La infusión rinde mucho más cuando forma parte de una rutina que avisa al cerebro de que el día se acaba. Estas son las piezas que la completan:
- Fijar una hora de acostarse y, sobre todo, de levantarse
- Bajar la intensidad de la luz durante la última hora del día
- Retirar la cafeína a partir de media tarde
- Una ducha templada o unos estiramientos suaves antes de la cama
- Sacar el móvil del dormitorio
- Hacer ejercicio con regularidad, dejando margen si la sesión es intensa
- Anotar en papel las tareas pendientes para dejar de darles vueltas
Ahí está la parte con evidencia sólida, que no es la planta sino la rutina que la rodea. Merece la pena repasar las medidas que sí mejoran el sueño antes de fiarlo todo a la infusión.
¿Quién debería evitarla y cuándo consultar?
Es una de las infusiones más seguras que existen, pero tiene su lista corta de precauciones.
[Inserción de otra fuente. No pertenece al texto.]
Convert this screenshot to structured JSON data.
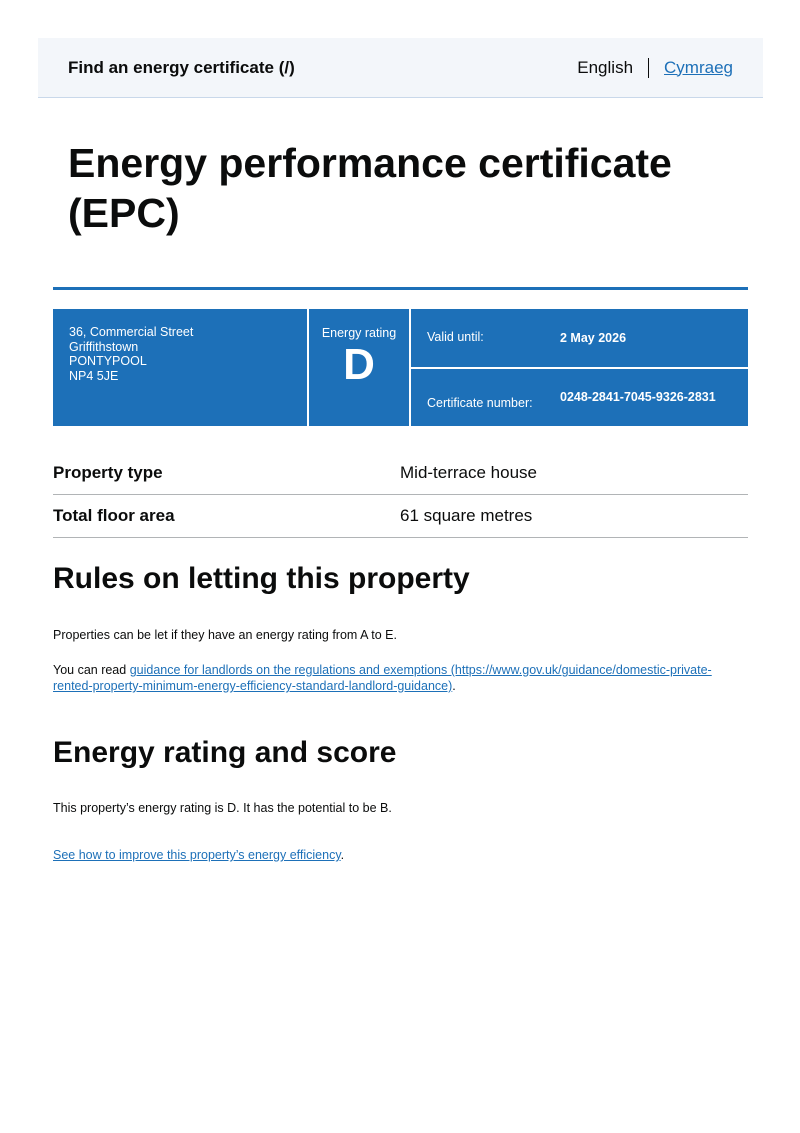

Las personas alérgicas a las plantas de la familia de las asteráceas, como la ambrosía, el crisantemo o la caléndula, pueden reaccionar a ella, con casos raros aunque descritos de reacción grave. Conviene comentarlo con el médico si se toman anticoagulantes como la warfarina o medicación sedante, y también durante el embarazo, donde no se aconseja en cantidades altas. Más allá de eso, la señal que importa es la frecuencia: si la dificultad para dormir aparece tres o más noches por semana durante tres meses, ya no es cuestión de un mal día. Lo que tiene respaldo entonces es la terapia cognitivo-conductual para el insomnio y una consulta que descarte apnea del sueño, síndrome de piernas inquietas, ansiedad o efectos de la medicación. La taza puede seguir en la mesilla; simplemente no hace ese trabajo sola.
Este contenido tiene finalidad divulgativa y no sustituye la valoración de un profesional sanitario. Si los problemas de descanso persisten, consulta con tu médico.